Brak! Bruk! Brak! Bruk!
Suara langkah terburu setengah berlari terdengar kemudian, mengusir ketenangan pagi hari yang damai.
Gadis itu baru menghela napas ketika telah sampai di meja makan. Di mana ayah dan ibunya tampak menikmati sarapan pagi dengan tenang.
"Mengapa kau terburu-buru sekali, Sayang?" tegur sang ibu lembut.
"Kenapa kalian tidak membangunkanku? Aku terlambat ke sekolah!"
"Santai saja, makanlah sarapanmu dulu. Kau bisa berangkat bersama ayah nanti."
"Masalahnya aku harus memberi sambutan siswa baru hari ini. Aku berangkat duluan, sampai jumpa di sekolah, Ayah."
Sepasang suami istri itu hanya menggeleng melihat tingkah putri mereka satu-satunya itu.
"Liz, kau memikirkan yang kupikirkan?" ucap sang pria beriris ruby itu tiba-tiba. Ia menyesap kopi yang disuguhkan sang istri.
"Jadi teringat masa lalu, ya?" istrinya terkekeh dan ikut duduk di meja makan, saling berhadapan, mempertemukan kontras obsidian mereka yang berbeda warna.
"Semakin lama, dia terlihat semakin mirip dengannya. Bahkan hingga sifatnya. Seakan aku melihat orang itu kembali ke tengah-tengah kita."
"Yah, terlebih sekarang dia memasuki sekolah yang sama. Tempat yang mempertemukan kita bertiga dulu. Rasanya benar-benar bernostalgia. Hehehe ... aku merindukan saat-saat itu."
"Kau benar." Sang suami kembali terkekeh.

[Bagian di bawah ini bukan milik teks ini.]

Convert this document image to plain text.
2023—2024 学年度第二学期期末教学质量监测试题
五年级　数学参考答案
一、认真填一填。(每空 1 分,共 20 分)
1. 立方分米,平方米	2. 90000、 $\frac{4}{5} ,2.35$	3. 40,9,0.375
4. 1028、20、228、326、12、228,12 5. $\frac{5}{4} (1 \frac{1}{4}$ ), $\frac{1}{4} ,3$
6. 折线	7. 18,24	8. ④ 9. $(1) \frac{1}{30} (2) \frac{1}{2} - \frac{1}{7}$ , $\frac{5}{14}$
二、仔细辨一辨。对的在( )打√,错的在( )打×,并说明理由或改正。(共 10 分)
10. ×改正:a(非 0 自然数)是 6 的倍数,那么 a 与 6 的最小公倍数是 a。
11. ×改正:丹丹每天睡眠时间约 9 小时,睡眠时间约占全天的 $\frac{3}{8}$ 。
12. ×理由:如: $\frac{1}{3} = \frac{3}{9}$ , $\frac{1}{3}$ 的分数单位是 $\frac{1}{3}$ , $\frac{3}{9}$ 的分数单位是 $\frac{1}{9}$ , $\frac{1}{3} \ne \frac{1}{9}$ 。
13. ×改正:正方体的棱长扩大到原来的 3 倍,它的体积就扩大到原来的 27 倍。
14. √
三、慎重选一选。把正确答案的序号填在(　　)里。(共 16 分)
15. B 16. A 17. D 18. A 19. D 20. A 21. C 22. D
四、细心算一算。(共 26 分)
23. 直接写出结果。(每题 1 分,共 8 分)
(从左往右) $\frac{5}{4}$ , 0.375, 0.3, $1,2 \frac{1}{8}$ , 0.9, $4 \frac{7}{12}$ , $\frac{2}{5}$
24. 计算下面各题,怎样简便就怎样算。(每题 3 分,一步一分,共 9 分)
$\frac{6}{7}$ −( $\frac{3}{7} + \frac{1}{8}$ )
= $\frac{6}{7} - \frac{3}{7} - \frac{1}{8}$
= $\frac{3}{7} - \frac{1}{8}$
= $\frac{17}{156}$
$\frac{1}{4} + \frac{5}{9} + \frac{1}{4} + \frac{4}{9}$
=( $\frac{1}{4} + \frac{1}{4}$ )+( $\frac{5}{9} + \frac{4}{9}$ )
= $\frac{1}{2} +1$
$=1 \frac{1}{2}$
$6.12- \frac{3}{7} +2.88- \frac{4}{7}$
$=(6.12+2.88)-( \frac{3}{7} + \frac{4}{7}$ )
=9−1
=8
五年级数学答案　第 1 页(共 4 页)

"Sebaiknya kau pergi sekarang. Sangat tak sopan jika seorang kepala sekolah terlambat di hari penerimaan siswa baru, bukan? Terlebih ketika putrimu sendiri yang menjadi perwakilan mereka."
"Aku tahu, aku tahu. Baiklah, aku pergi dulu." Sang suami beranjak setelah lebih dulu mendaratkan sebuah kecupan kecil di dahi sang istri.
#
Gadis itu melangkah tergesa di sepanjang koridor sekolah yang sepi. Matanya melirik liar ke sana dan kemari, mencoba mencari ruangan yang menjadi tujuannya.
"Cih! Kenapa sekolah ini luas sekali, sih?! Di mana ruang aula nya? Seharusnya tadi aku pergi bersama ayah saja!" Bibir gadis itu mulai melantunkan sedikit umpatan dengan nada kesal.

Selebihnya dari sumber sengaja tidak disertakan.